As a teenager, one of my go-to lunches was a Fried Spam sandwich slathered in mustard. Usually, I had two. For Christmas this year, one of my kids gave me a can of Spam as a gag gift, but we ate it the next morning for breakfast and I still enjoy it. When we cruised in Hawaii, I was amused by all the Spam offerings aboard both the cruise ships and even at fancy restaurants. Spam is the overwhelming choice as the official state meat in the Aloha State. It all started in World War II.
The military quickly recognized the values of Spam – a long shelf life, ease in portability and as an inexpensive and nutritious meat source. By the end of the war, the U.S. Army had bought 150 million pounds of the canned meat. During that time, Spam also filtered into all the Pacific diets as a meat source, especially Hawaii.

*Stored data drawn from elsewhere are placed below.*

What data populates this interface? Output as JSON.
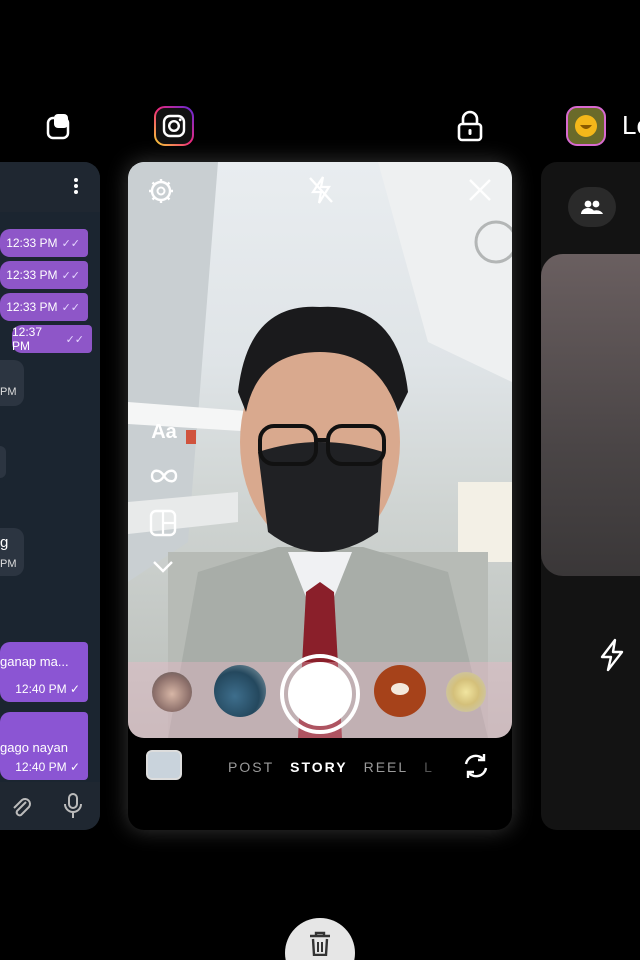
{
  "recents": {
    "top_icons": [
      "multi-window-icon",
      "instagram-app-icon",
      "lock-icon",
      "app-icon"
    ],
    "right_app_label": "Le"
  },
  "chat": {
    "outgoing": [
      {
        "time": "12:33 PM"
      },
      {
        "time": "12:33 PM"
      },
      {
        "time": "12:33 PM"
      },
      {
        "time": "12:37 PM"
      }
    ],
    "incoming_fragments": [
      {
        "line1": "",
        "line2": "PM"
      },
      {
        "line1": "g",
        "line2": "PM"
      }
    ],
    "outgoing_long": [
      {
        "text": "ganap ma...",
        "time": "12:40 PM"
      },
      {
        "text": "gago nayan",
        "time": "12:40 PM"
      }
    ]
  },
  "camera": {
    "left_tools": {
      "text_tool": "Aa"
    },
    "modes": [
      "POST",
      "STORY",
      "REEL",
      "L"
    ],
    "active_mode": "STORY",
    "accent_color": "#ffffff"
  }
}
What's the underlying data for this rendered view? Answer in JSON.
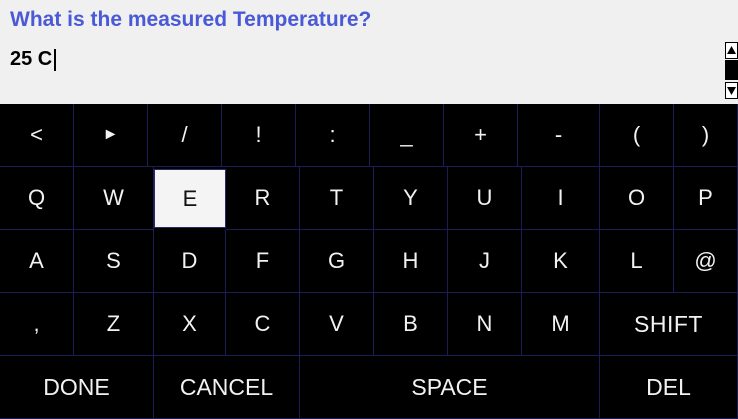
{
  "prompt": {
    "question": "What is the measured Temperature?",
    "answer_value": "25 C"
  },
  "keyboard": {
    "rows": [
      [
        "<",
        "►",
        "/",
        "!",
        ":",
        "_",
        "+",
        "-",
        "(",
        ")"
      ],
      [
        "Q",
        "W",
        "E",
        "R",
        "T",
        "Y",
        "U",
        "I",
        "O",
        "P"
      ],
      [
        "A",
        "S",
        "D",
        "F",
        "G",
        "H",
        "J",
        "K",
        "L",
        "@"
      ],
      [
        ",",
        "Z",
        "X",
        "C",
        "V",
        "B",
        "N",
        "M",
        "SHIFT"
      ],
      [
        "DONE",
        "CANCEL",
        "SPACE",
        "DEL"
      ]
    ],
    "selected_key": "E"
  },
  "colors": {
    "question_text": "#4a59d6",
    "key_text": "#f2f2f2",
    "keyboard_bg": "#000000",
    "key_border": "#1d1d55",
    "selected_key_bg": "#f4f4f4"
  },
  "icons": {
    "scroll_up": "scroll-up-arrow-icon",
    "scroll_down": "scroll-down-arrow-icon"
  }
}
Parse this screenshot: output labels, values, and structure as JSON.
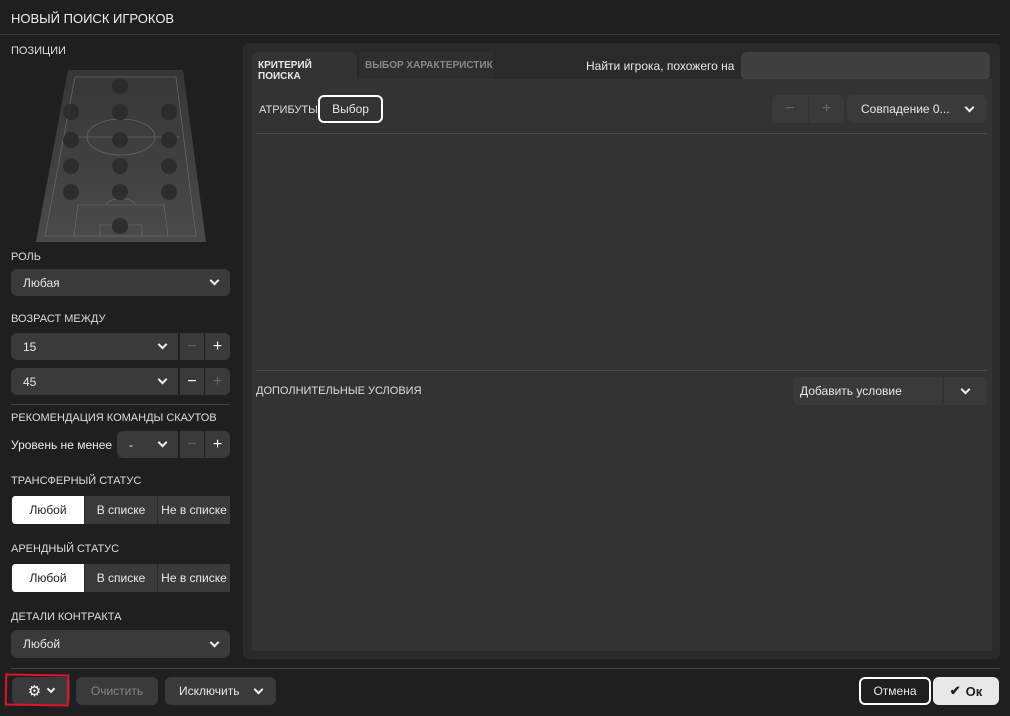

Spam’s main ingredient, of course, is pork, along with salt, water, modified potato starch, sugar, and sodium nitrite (as a preservative). Natural gelatin is formed during cooking in its cans on the production line. Spam is precooked, making it safe to consume straight from the can, but I and most others prefer a little additional cooking.
Spam stands for “Sizzle, Pork, And Mmmm” according to the admen at Hormel Foods. Soldiers called it meatloaf that didn’t pass its physical – among other not-so-complimentary terms. Spamalot was also a spoof-filled musical comedy from the cast of Monty Python, lovingly ripped off from the film classic Camelot.
Today, “spam” is a derogatory term for unwanted emails and texts, but I still like to think of Spam as the makings of a great sandwich.